The comparison of China and Japan in the early 1970s points to another similarity. Throughout the 1970s, Japan’s economic growth slowed but maintained a solid pace of around 5%, and GDP per capita rose from below US$2,000 in 1970 to more than US$9,000 in 1980 (and further to about US$24,000 in 1989). Japan clearly emerged from the middle-income trap during the 1980s—still a goal for China.
Policy action is the key
Whether the similarities noted above between China and Japan continue in the near term depend critically on the actions taken by Chinese policymakers in the coming years.
Japan’s experience in the early 1970s suggests that China is likely to grow at a slower but still a decent pace of 6%-7% for the rest of this decade (see our Special Report “China’s growth trend to slow below 7%,” February 1, 2013). Urbanization is key for future growth. But in our view, two transitions are critical to China’s economic restructuring efforts.
The first is technological innovation and industry upgrade. In the past decade, China has gradually moved up the production ladder, from low-end production to manufacturing electrical equipment and high-tech products. There is still room to move up to the high end of the production ladder, like Japan did in the 1970s and 1980s.

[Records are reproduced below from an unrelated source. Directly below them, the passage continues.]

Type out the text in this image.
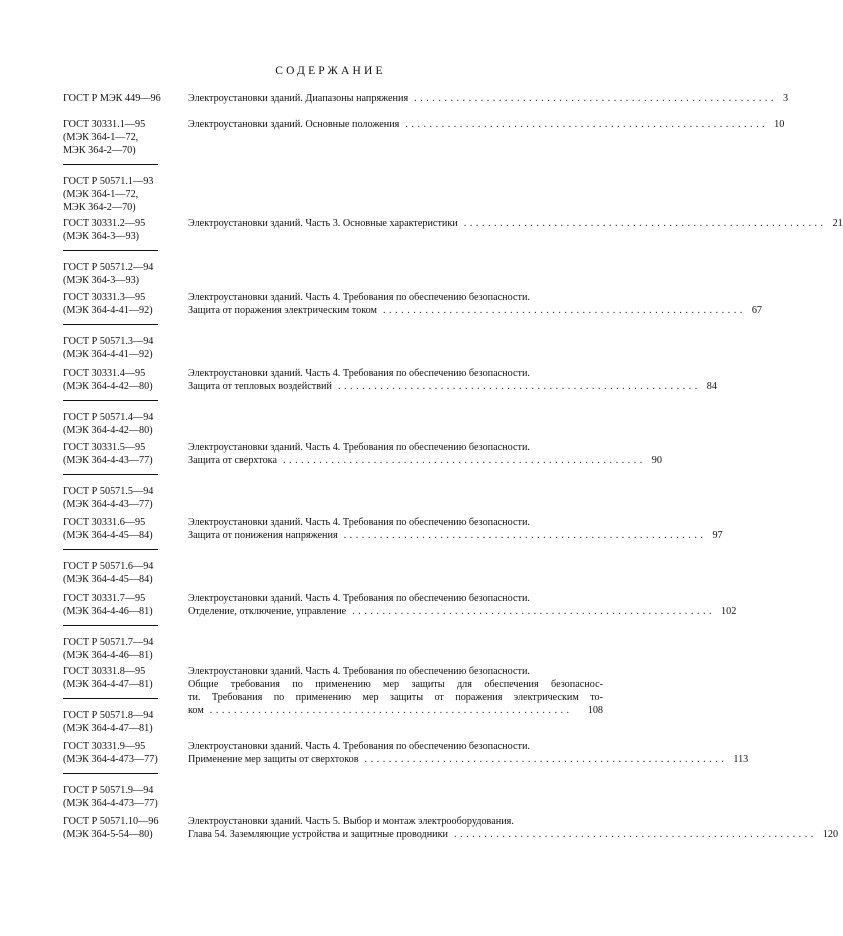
СОДЕРЖАНИЕ
ГОСТ Р МЭК 449—96	Электроустановки зданий. Диапазоны напряжения ............................................................ 3
ГОСТ 30331.1—95
(МЭК 364-1—72,
МЭК 364-2—70)
ГОСТ Р 50571.1—93
(МЭК 364-1—72,
МЭК 364-2—70)
Электроустановки зданий. Основные положения ............................................................ 10
ГОСТ 30331.2—95
(МЭК 364-3—93)
ГОСТ Р 50571.2—94
(МЭК 364-3—93)
Электроустановки зданий. Часть 3. Основные характеристики ............................................................ 21
ГОСТ 30331.3—95
(МЭК 364-4-41—92)
ГОСТ Р 50571.3—94
(МЭК 364-4-41—92)
Электроустановки зданий. Часть 4. Требования по обеспечению безопасности.
Защита от поражения электрическим током ............................................................ 67
ГОСТ 30331.4—95
(МЭК 364-4-42—80)
ГОСТ Р 50571.4—94
(МЭК 364-4-42—80)
Электроустановки зданий. Часть 4. Требования по обеспечению безопасности.
Защита от тепловых воздействий ............................................................ 84
ГОСТ 30331.5—95
(МЭК 364-4-43—77)
ГОСТ Р 50571.5—94
(МЭК 364-4-43—77)
Электроустановки зданий. Часть 4. Требования по обеспечению безопасности.
Защита от сверхтока ............................................................ 90
ГОСТ 30331.6—95
(МЭК 364-4-45—84)
ГОСТ Р 50571.6—94
(МЭК 364-4-45—84)
Электроустановки зданий. Часть 4. Требования по обеспечению безопасности.
Защита от понижения напряжения ............................................................ 97
ГОСТ 30331.7—95
(МЭК 364-4-46—81)
ГОСТ Р 50571.7—94
(МЭК 364-4-46—81)
Электроустановки зданий. Часть 4. Требования по обеспечению безопасности.
Отделение, отключение, управление ............................................................ 102
ГОСТ 30331.8—95
(МЭК 364-4-47—81)
ГОСТ Р 50571.8—94
(МЭК 364-4-47—81)
Электроустановки зданий. Часть 4. Требования по обеспечению безопасности.
Общие требования по применению мер защиты для обеспечения безопаснос-
ти. Требования по применению мер защиты от поражения электрическим то-
ком ............................................................	108
ГОСТ 30331.9—95
(МЭК 364-4-473—77)
ГОСТ Р 50571.9—94
(МЭК 364-4-473—77)
Электроустановки зданий. Часть 4. Требования по обеспечению безопасности.
Применение мер защиты от сверхтоков ............................................................ 113
ГОСТ Р 50571.10—96
(МЭК 364-5-54—80)
Электроустановки зданий. Часть 5. Выбор и монтаж электрооборудования.
Глава 54. Заземляющие устройства и защитные проводники ............................................................ 120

The second is more balanced growth across the region. China is a large country, and the stage of development differs considerable across regions (see our research note “China: going inland,” March 11, 2012). GDP per capita reached US$9,000 in Eastern China in 2012, but was only about US$5,000 in the central and western parts of China. Although production costs have generally increased in China, there is sufficient room for industry relocation within the country (rather than moving outside of the country as happened in Japan).
Turning possibility into reality is not an easy task, especially as China’s structural slowdown is accompanied by mounting financial imbalances. In the near term, overcapacity and decline in the rate of return on investment are the major challenges to be addressed by policymakers, and rising debt in the corporate sector and local governments needs to be contained and gradually reduced. In our view, this would require reform not only on the economic front (e.g., fiscal reform, land reform, financial reform, and SOE reform), but also social reform (e.g., hukou reform) and governmental reform (e.g., changing the role of the government and de-monopolizing). The list of tasks is daunting, but policy inaction could be even more dangerous.